Two sides of Kevin Volans well presented
Sparky P. | composer, all around nice guy, yada yada yada | 08/04/2003
(5 out of 5 stars)

"To me Kevin Volans' string quartets are the best since Elliott Carter's five (and I hope that Mr. Carter will be able to get to a sixth one too). The two composers have taken the well established (and far far from being cliched) medium and made it distinctly their own. This disc presents three of Volans' seven [as of 3/06: ten] string quartets (nos. 3-5, plus a short separate quartet movement, are out of print but very well worth seeking out; the most recent quartets, 7-10, have not yet been recorded). This disc shows two sides of Volans in his composing career. In this corner there is the African Volans, represented by Quartets 1&2. They both offer a wealth of material from not only his South African homeland, but from the entire continent as well, and presented in a "non-pretentious New Age" manner. The first quartet is a series dance rhythms, while the second one could be seen as a Charles Ives channeling of indigenous material, the way ideas quickly follow each other or are juxtaposed.
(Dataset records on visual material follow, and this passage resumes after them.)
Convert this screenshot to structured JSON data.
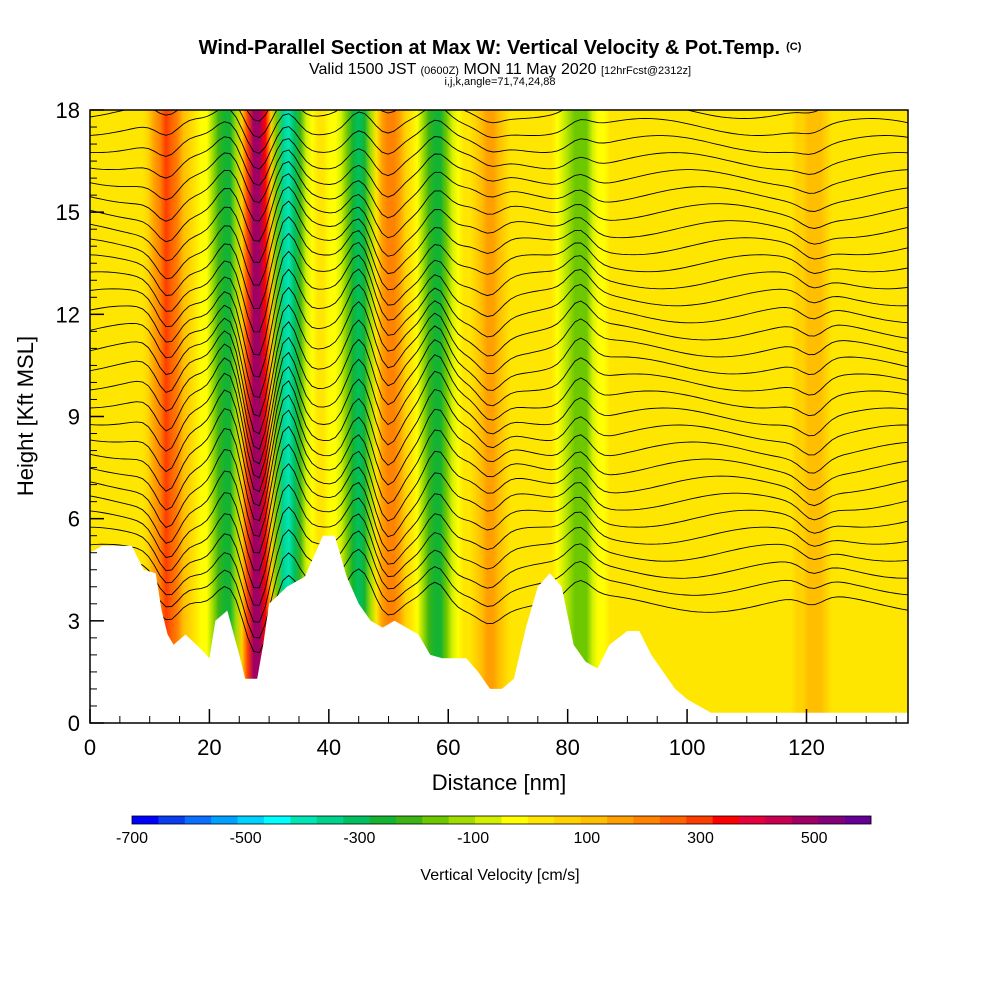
{
  "header": {
    "title": "Wind-Parallel Section at Max W: Vertical Velocity & Pot.Temp.",
    "copyright": "(C)",
    "valid_prefix": "Valid 1500 JST",
    "valid_utc": "(0600Z)",
    "valid_date": "MON 11 May 2020",
    "forecast": "[12hrFcst@2312z]",
    "indices": "i,j,k,angle=71,74,24,88"
  },
  "chart_data": {
    "type": "heatmap",
    "title": "Wind-Parallel Section at Max W: Vertical Velocity & Pot.Temp.",
    "xlabel": "Distance [nm]",
    "ylabel": "Height [Kft MSL]",
    "xlim": [
      0,
      137
    ],
    "ylim": [
      0,
      18
    ],
    "x_ticks": [
      0,
      20,
      40,
      60,
      80,
      100,
      120
    ],
    "y_ticks": [
      0,
      3,
      6,
      9,
      12,
      15,
      18
    ],
    "colorbar": {
      "label": "Vertical Velocity [cm/s]",
      "tick_values": [
        -700,
        -500,
        -300,
        -100,
        100,
        300,
        500
      ],
      "tick_labels": [
        "-700",
        "-500",
        "-300",
        "-100",
        "100",
        "300",
        "500"
      ],
      "range": [
        -700,
        600
      ],
      "step": 50,
      "colors": [
        "#0000ff",
        "#0a3cf0",
        "#0a6eff",
        "#00a0ff",
        "#00d2ff",
        "#00ffff",
        "#00e6b4",
        "#00d28c",
        "#00c060",
        "#14b432",
        "#3cb414",
        "#6ec800",
        "#a0dc00",
        "#d2f000",
        "#ffff00",
        "#ffe600",
        "#ffd200",
        "#ffbe00",
        "#ffa000",
        "#ff8200",
        "#ff6400",
        "#ff3c00",
        "#ff0000",
        "#e6003c",
        "#c80050",
        "#a00064",
        "#820078",
        "#640096"
      ]
    },
    "updrafts": [
      {
        "x": 13,
        "w": 300
      },
      {
        "x": 28,
        "w": 550
      },
      {
        "x": 50,
        "w": 250
      },
      {
        "x": 67,
        "w": 150
      },
      {
        "x": 121,
        "w": 120
      }
    ],
    "downdrafts": [
      {
        "x": 23,
        "w": -300
      },
      {
        "x": 33,
        "w": -450
      },
      {
        "x": 45,
        "w": -350
      },
      {
        "x": 58,
        "w": -300
      },
      {
        "x": 82,
        "w": -200
      }
    ],
    "terrain": [
      [
        0,
        5.0
      ],
      [
        2,
        5.2
      ],
      [
        7,
        5.2
      ],
      [
        9,
        4.5
      ],
      [
        11,
        4.4
      ],
      [
        12,
        3.3
      ],
      [
        13,
        2.6
      ],
      [
        14,
        2.3
      ],
      [
        16,
        2.6
      ],
      [
        19,
        2.1
      ],
      [
        20,
        1.9
      ],
      [
        21,
        3.0
      ],
      [
        23,
        3.3
      ],
      [
        25,
        2.0
      ],
      [
        26,
        1.3
      ],
      [
        28,
        1.3
      ],
      [
        29,
        2.3
      ],
      [
        30,
        3.5
      ],
      [
        33,
        4.0
      ],
      [
        36,
        4.3
      ],
      [
        39,
        5.5
      ],
      [
        41,
        5.5
      ],
      [
        43,
        4.3
      ],
      [
        45,
        3.5
      ],
      [
        47,
        3.0
      ],
      [
        49,
        2.8
      ],
      [
        51,
        3.0
      ],
      [
        53,
        2.8
      ],
      [
        55,
        2.6
      ],
      [
        57,
        2.0
      ],
      [
        59,
        1.9
      ],
      [
        63,
        1.9
      ],
      [
        65,
        1.5
      ],
      [
        67,
        1.0
      ],
      [
        69,
        1.0
      ],
      [
        71,
        1.3
      ],
      [
        73,
        2.8
      ],
      [
        75,
        4.0
      ],
      [
        77,
        4.4
      ],
      [
        79,
        4.0
      ],
      [
        81,
        2.3
      ],
      [
        83,
        1.8
      ],
      [
        85,
        1.6
      ],
      [
        87,
        2.3
      ],
      [
        90,
        2.7
      ],
      [
        92,
        2.7
      ],
      [
        94,
        2.0
      ],
      [
        96,
        1.5
      ],
      [
        98,
        1.0
      ],
      [
        100,
        0.7
      ],
      [
        104,
        0.3
      ],
      [
        137,
        0.3
      ]
    ]
  }
}
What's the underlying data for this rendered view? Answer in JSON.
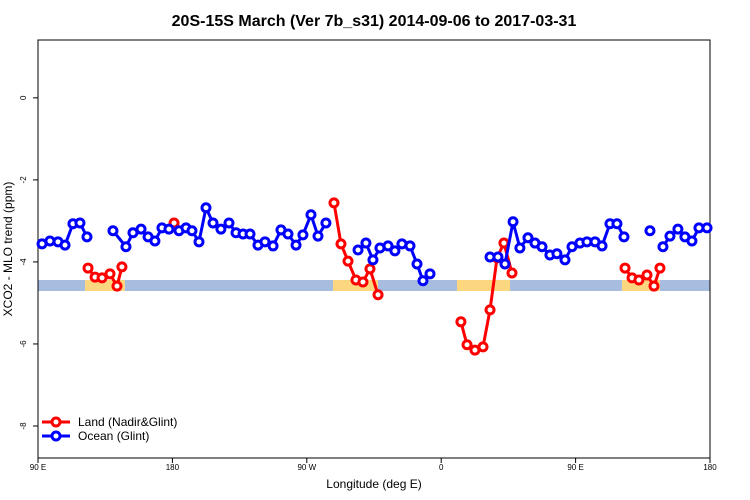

In the other corner there is the Abstract Volans, greatly influenced by Morton Feldman, blurring the lines of stillness and motion. The 6th String Quartet was written for live string quartet and a taped version of itself (similar to Steve Reich's Different Trains and Triple Quartet). The material is shared between both entities so that the source and its echo becomes blurred. There is very little motion to speak of. Whereas the 1st and 2nd quartets present a plethora of material, the 6th Quartet has only a handful of ideas at most and could easily proceed endlessly like Feldman's 2nd String Quartet if it had wanted to (and the folks who commissioned it allowed it to). There is so little there, just for the most part a toggling between two chords, usually based on fifths. Yet there is that feeling of motion and progression amongst the stillness, a feeling relief, elation, floating. My personal favorite Volans quartet is his Fourth (the second movement I see as some of the best music Feldman never wrote), complementing nos. 2&6, but as I said, his entire quartet oeuvre is quite marvelous in toto. And besides the Duke Quartet always play Volans very well (they have recorded all but no.3; I hope they are working on that along with nos.7-10)."